Il y a également sur ce CD, en plus de la musique sacrée, des enregistrements de musique populaire réalisés dans des écoles du Sikkim en 1975.
Pendant ses voyages de 1979, Deben Bhattacharya a réalisé deux films : “Le chant du Lama” et “Echos du Tibet” qui font partie d’une série de 22 films intitulée “Aspects de l’Asie”.

La musique traditionnelle tibétaine, qu’elle soit sacrée ou profane, joue un rôle précis dans la vie quotidienne. Elle a permis aux Tibétains de lutter contre le désespoir et les a aidés à préserver leur dignité et leur respect d’eux-mêmes. Au cours de la première moitié du septième siècle, le roi tibétain Song-Tsen-Gampo fit de grands efforts pour favoriser l’introduction et l’installation du bouddhisme indien au Tibet. Il envoya en Inde des spécialistes étudier l’approche indienne de la vie spirituelle et de la vie matérielle. De célèbres savants bouddhistes furent invités au Tibet, entre les 7e et 13e siècles, comme hôtes des rois tibétains qui tentaient d’infléchir le pouvoir des anciens prêtres Böns, issus du chamanisme. Ces derniers exerçaient une grande influence sur la population en exploitant leur peur du surnaturel. Malgré l’épanouissement du bouddhisme au Tibet, la religion Bön ne disparu pas complètement. Les deux religions se mélangèrent tout en conser­vant chacune une identité distincte. Les évolutions des différentes sectes lamas illustrent cette période historique intéressante durant laquelle le Boud­dhisme et le Bön vécurent côte à côte.

L’alphabet tibétain d’aujourd’hui, les arts religieux et l’architecture furent introduits au Tibet durant cette période: cette culture a continué de s’épanouir pendant plusieurs siècles. Cette longue période d’échanges continus entre le Tibet et l’Inde, qui dura pendant treize siècles d’affilés, ne semble marquée par aucune discorde ou conflit entre les deux pays. Aujourd’hui, les Tibétains sont considérés comme les autres Indiens et font partie d’une population qui compte un million de personnes.
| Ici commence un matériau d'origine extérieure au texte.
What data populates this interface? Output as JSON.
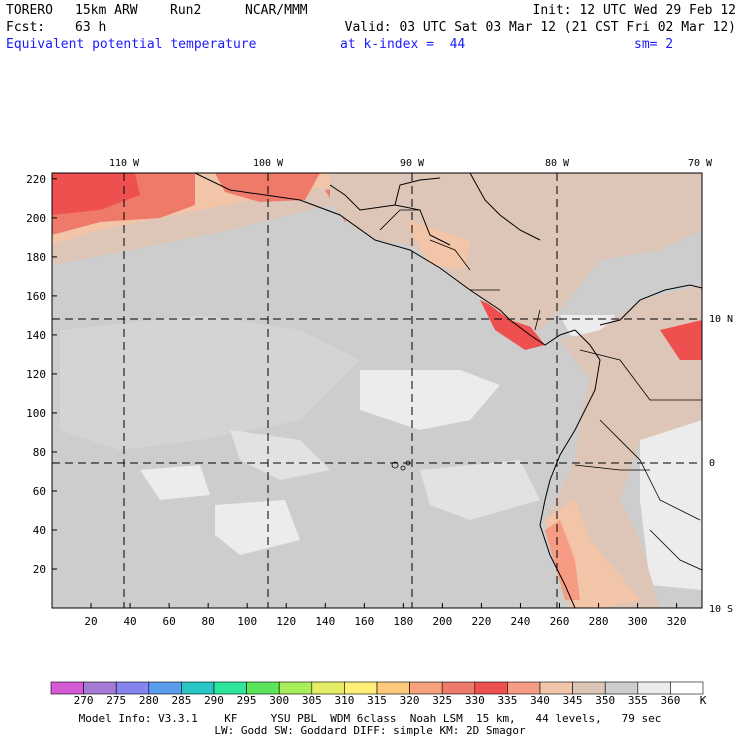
{
  "header": {
    "model": "TORERO",
    "resolution": "15km ARW",
    "run": "Run2",
    "org": "NCAR/MMM",
    "init": "Init: 12 UTC Wed 29 Feb 12",
    "fcst_label": "Fcst:",
    "fcst_value": "63 h",
    "valid": "Valid: 03 UTC Sat 03 Mar 12 (21 CST Fri 02 Mar 12)",
    "field": "Equivalent potential temperature",
    "level": "at k-index =  44",
    "smoothing": "sm= 2"
  },
  "map": {
    "x_ticks": [
      "20",
      "40",
      "60",
      "80",
      "100",
      "120",
      "140",
      "160",
      "180",
      "200",
      "220",
      "240",
      "260",
      "280",
      "300",
      "320"
    ],
    "y_ticks": [
      "220",
      "200",
      "180",
      "160",
      "140",
      "120",
      "100",
      "80",
      "60",
      "40",
      "20"
    ],
    "lon_labels": [
      "110 W",
      "100 W",
      "90 W",
      "80 W",
      "70 W"
    ],
    "lat_labels": [
      "10 N",
      "0",
      "10 S"
    ]
  },
  "colorbar": {
    "labels": [
      "270",
      "275",
      "280",
      "285",
      "290",
      "295",
      "300",
      "305",
      "310",
      "315",
      "320",
      "325",
      "330",
      "335",
      "340",
      "345",
      "350",
      "355",
      "360",
      "K"
    ],
    "colors": [
      "#d65ad6",
      "#a77ad6",
      "#8484ee",
      "#5a9cee",
      "#27c5c5",
      "#2ee59c",
      "#5ae55a",
      "#a7ee5a",
      "#e5ee66",
      "#fff07a",
      "#fcca7a",
      "#f6a27a",
      "#f07a6a",
      "#ee5050",
      "#f69c84",
      "#f2c4a8",
      "#ddc6b7",
      "#cdcdcd",
      "#ececec",
      "#ffffff"
    ]
  },
  "footer": {
    "line1": "Model Info: V3.3.1    KF     YSU PBL  WDM 6class  Noah LSM  15 km,   44 levels,   79 sec",
    "line2": "LW: Godd SW: Goddard DIFF: simple KM: 2D Smagor"
  }
}
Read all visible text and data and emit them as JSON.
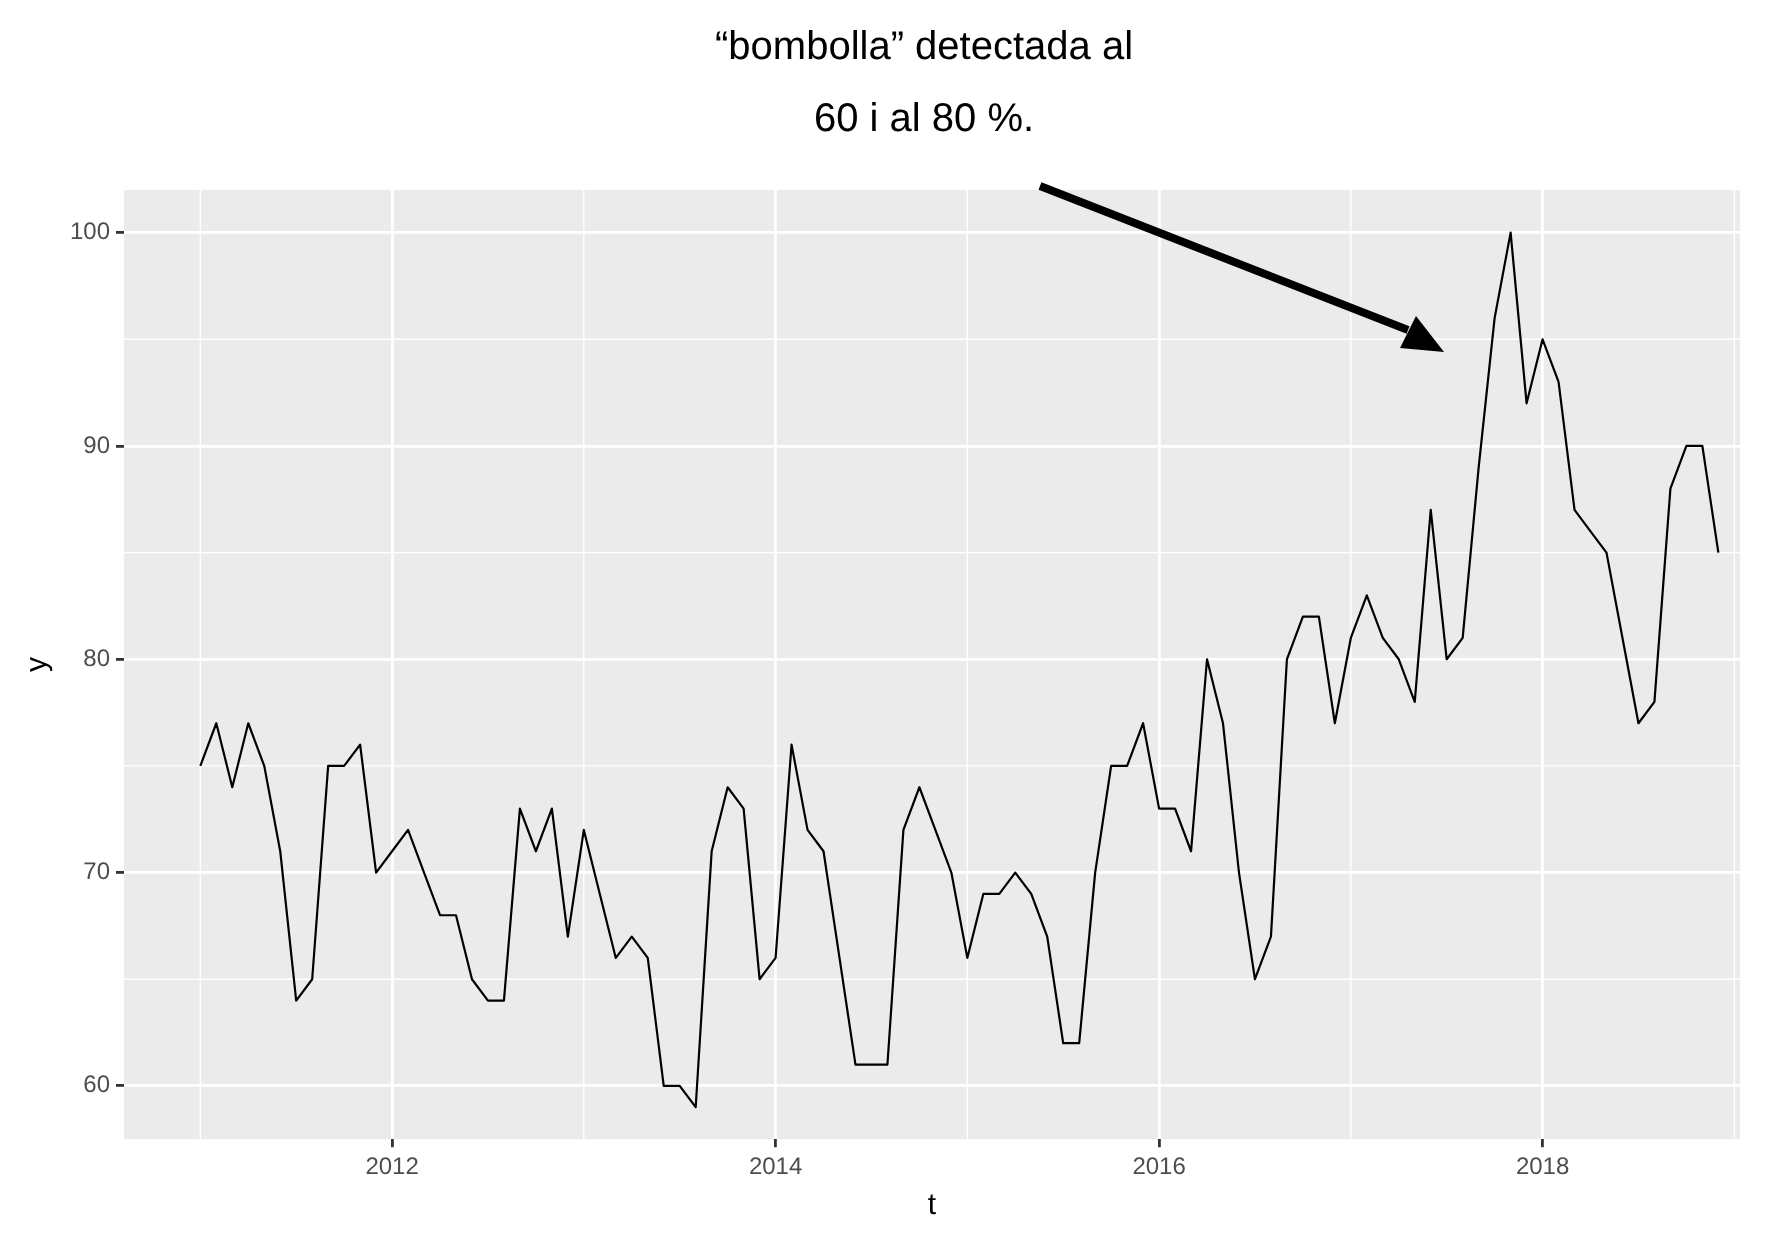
{
  "chart_data": {
    "type": "line",
    "xlabel": "t",
    "ylabel": "y",
    "x": [
      "2011-01",
      "2011-02",
      "2011-03",
      "2011-04",
      "2011-05",
      "2011-06",
      "2011-07",
      "2011-08",
      "2011-09",
      "2011-10",
      "2011-11",
      "2011-12",
      "2012-01",
      "2012-02",
      "2012-03",
      "2012-04",
      "2012-05",
      "2012-06",
      "2012-07",
      "2012-08",
      "2012-09",
      "2012-10",
      "2012-11",
      "2012-12",
      "2013-01",
      "2013-02",
      "2013-03",
      "2013-04",
      "2013-05",
      "2013-06",
      "2013-07",
      "2013-08",
      "2013-09",
      "2013-10",
      "2013-11",
      "2013-12",
      "2014-01",
      "2014-02",
      "2014-03",
      "2014-04",
      "2014-05",
      "2014-06",
      "2014-07",
      "2014-08",
      "2014-09",
      "2014-10",
      "2014-11",
      "2014-12",
      "2015-01",
      "2015-02",
      "2015-03",
      "2015-04",
      "2015-05",
      "2015-06",
      "2015-07",
      "2015-08",
      "2015-09",
      "2015-10",
      "2015-11",
      "2015-12",
      "2016-01",
      "2016-02",
      "2016-03",
      "2016-04",
      "2016-05",
      "2016-06",
      "2016-07",
      "2016-08",
      "2016-09",
      "2016-10",
      "2016-11",
      "2016-12",
      "2017-01",
      "2017-02",
      "2017-03",
      "2017-04",
      "2017-05",
      "2017-06",
      "2017-07",
      "2017-08",
      "2017-09",
      "2017-10",
      "2017-11",
      "2017-12",
      "2018-01",
      "2018-02",
      "2018-03",
      "2018-04",
      "2018-05",
      "2018-06",
      "2018-07",
      "2018-08",
      "2018-09",
      "2018-10",
      "2018-11",
      "2018-12"
    ],
    "series": [
      {
        "color": "#000000",
        "values": [
          75,
          77,
          74,
          77,
          75,
          71,
          64,
          65,
          75,
          75,
          76,
          70,
          71,
          72,
          70,
          68,
          68,
          65,
          64,
          64,
          73,
          71,
          73,
          67,
          72,
          69,
          66,
          67,
          66,
          60,
          60,
          59,
          71,
          74,
          73,
          65,
          66,
          76,
          72,
          71,
          66,
          61,
          61,
          61,
          72,
          74,
          72,
          70,
          66,
          69,
          69,
          70,
          69,
          67,
          62,
          62,
          70,
          75,
          75,
          77,
          73,
          73,
          71,
          80,
          77,
          70,
          65,
          67,
          80,
          82,
          82,
          77,
          81,
          83,
          81,
          80,
          78,
          87,
          80,
          81,
          89,
          96,
          100,
          92,
          95,
          93,
          87,
          86,
          85,
          81,
          77,
          78,
          88,
          90,
          90,
          85
        ]
      }
    ],
    "xlim": [
      "2010-08-08",
      "2019-01-12"
    ],
    "ylim": [
      57.5,
      102
    ],
    "xticks": [
      "2012",
      "2014",
      "2016",
      "2018"
    ],
    "yticks": [
      60,
      70,
      80,
      90,
      100
    ],
    "grid": true,
    "legend": false,
    "marker": "none",
    "line_style": "solid",
    "annotations": [
      "“bombolla” detectada al\n60 i al 80 %."
    ]
  }
}
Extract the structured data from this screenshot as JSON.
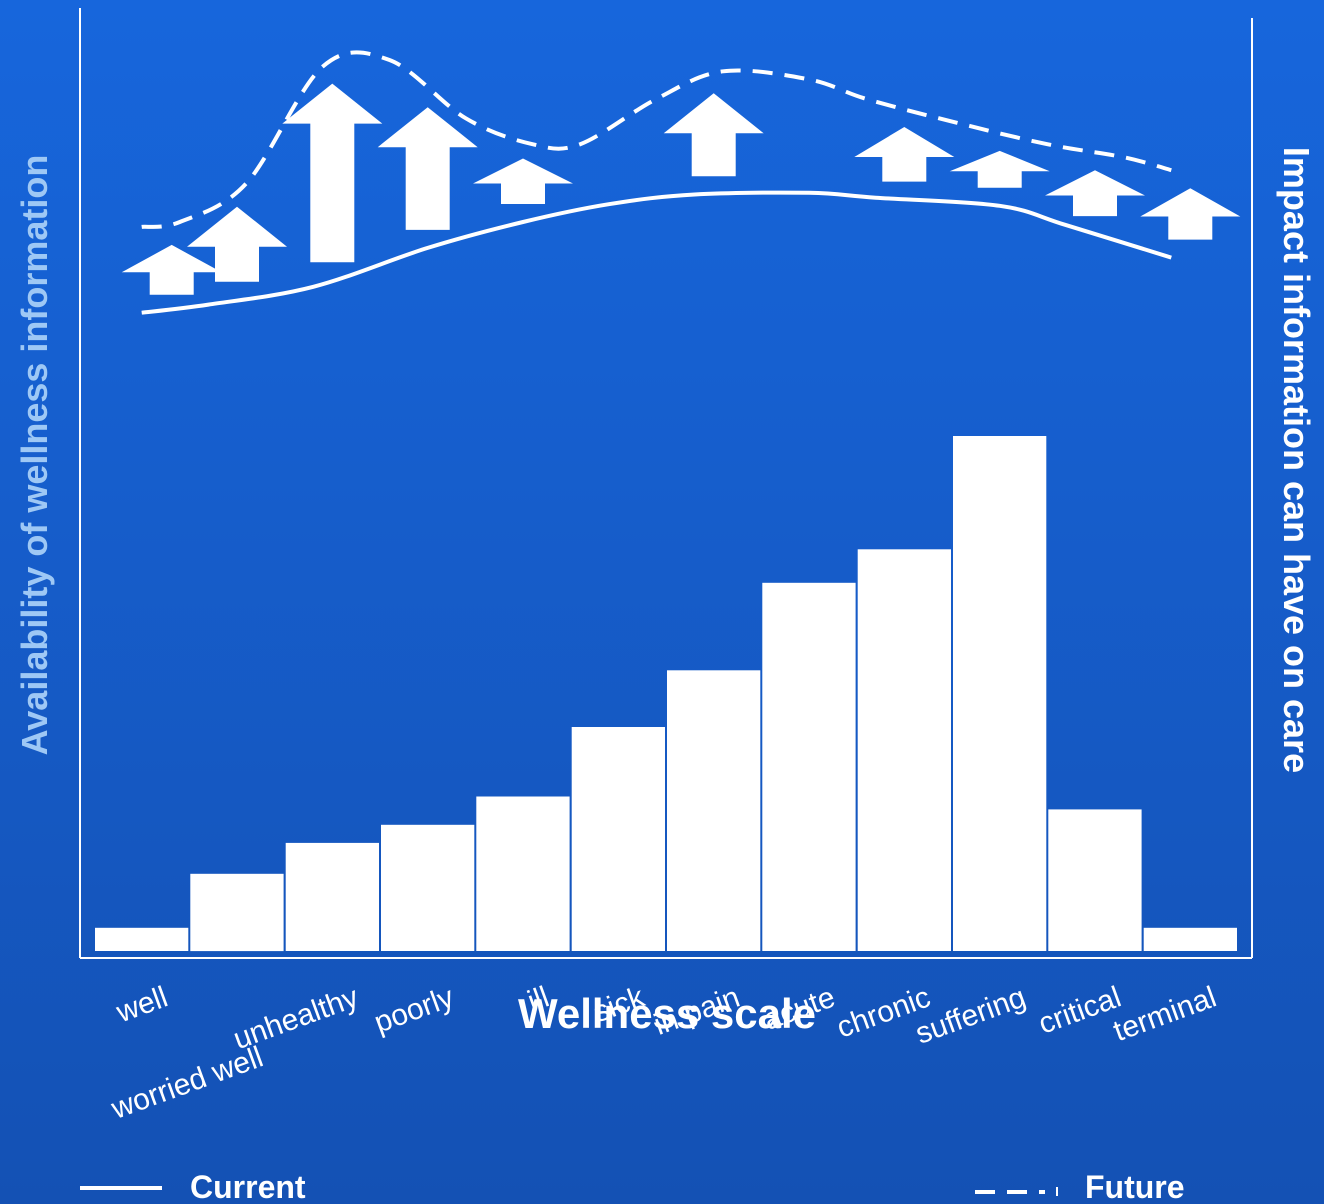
{
  "chart_data": {
    "type": "bar",
    "xlabel": "Wellness scale",
    "ylabel_left": "Availability of wellness information",
    "ylabel_right": "Impact information can have on care",
    "categories": [
      "well",
      "worried well",
      "unhealthy",
      "poorly",
      "ill",
      "sick",
      "in pain",
      "acute",
      "chronic",
      "suffering",
      "critical",
      "terminal"
    ],
    "bar_values": [
      4.5,
      15,
      21,
      24.5,
      30,
      43.5,
      54.5,
      71.5,
      78,
      100,
      27.5,
      4.5
    ],
    "ylim_bars": [
      0,
      100
    ],
    "current_line": {
      "name": "Current",
      "x": [
        0.5,
        1.2,
        2.3,
        3.5,
        4.5,
        5.4,
        6.3,
        7.5,
        8.2,
        9.5,
        10.2,
        11.3
      ],
      "y": [
        22,
        24.5,
        30,
        42,
        50,
        55.5,
        58.5,
        59,
        57.5,
        55,
        49,
        39
      ]
    },
    "future_line": {
      "name": "Future",
      "x": [
        0.5,
        0.9,
        1.6,
        2.4,
        3.1,
        3.9,
        4.6,
        5.1,
        5.9,
        6.6,
        7.5,
        8.1,
        9.0,
        10.0,
        10.8,
        11.3
      ],
      "y": [
        48.5,
        50,
        62,
        98,
        100,
        82,
        74,
        74,
        88,
        96.5,
        94,
        88,
        81,
        74,
        70,
        66
      ]
    },
    "ylim_lines": [
      0,
      100
    ],
    "legend": [
      "Current",
      "Future"
    ],
    "legend_position": "bottom",
    "arrows_between_lines": true,
    "grid": false
  },
  "colors": {
    "background_top": "#1766dc",
    "background_bottom": "#1451b4",
    "marks": "#ffffff",
    "left_axis_label": "#9ec8f5"
  }
}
La musique sacrée tibétaine

Comme au Tibet, la musique des monastères et des temples construits en Inde consiste en récitations et chants de textes religieux et enseignements des grands maîtres du passé. Des citations de ces enseignements sont inscrites sur des banderoles et des roues de prières, que l’on trouve près des temples et des maisons. Les bouddhistes ne prient pas pour obtenir des bienfaits matériels. Les chants représentent les enseignements de Bouddha et leur interprétation par des savants et des adeptes vénérés. Ils constituent ainsi un vaste ensemble de littérature théologique et ont contribué à l’évolution d’un grand nombre de sectes au Tibet, chacune suivant un chemin spécifique tracé par un enseignant particulier. L’entraînement à la récitation commence à un jeune âge. La discipline monastique stricte encourage les jeunes novices à apprendre les textes religieux et les enseignements par cœur.
Le Bouddhisme est une religion de congrégation et la musique des temples est austère et basée sur la récitation. Le ser­vice au temple commence par la récitation du «trisharanam», les trois maisons ou points centraux du Bouddhisme, qui disent :
«Buddham sharanam gacchami,
dhammam sharanam gacchami,
sangham sharanam gacchami»
«Je cherche refuge en Bouddha
Je cherche refuge en dhamma    
(la foi)
Je cherche refuge en sangha (l’union des moines).»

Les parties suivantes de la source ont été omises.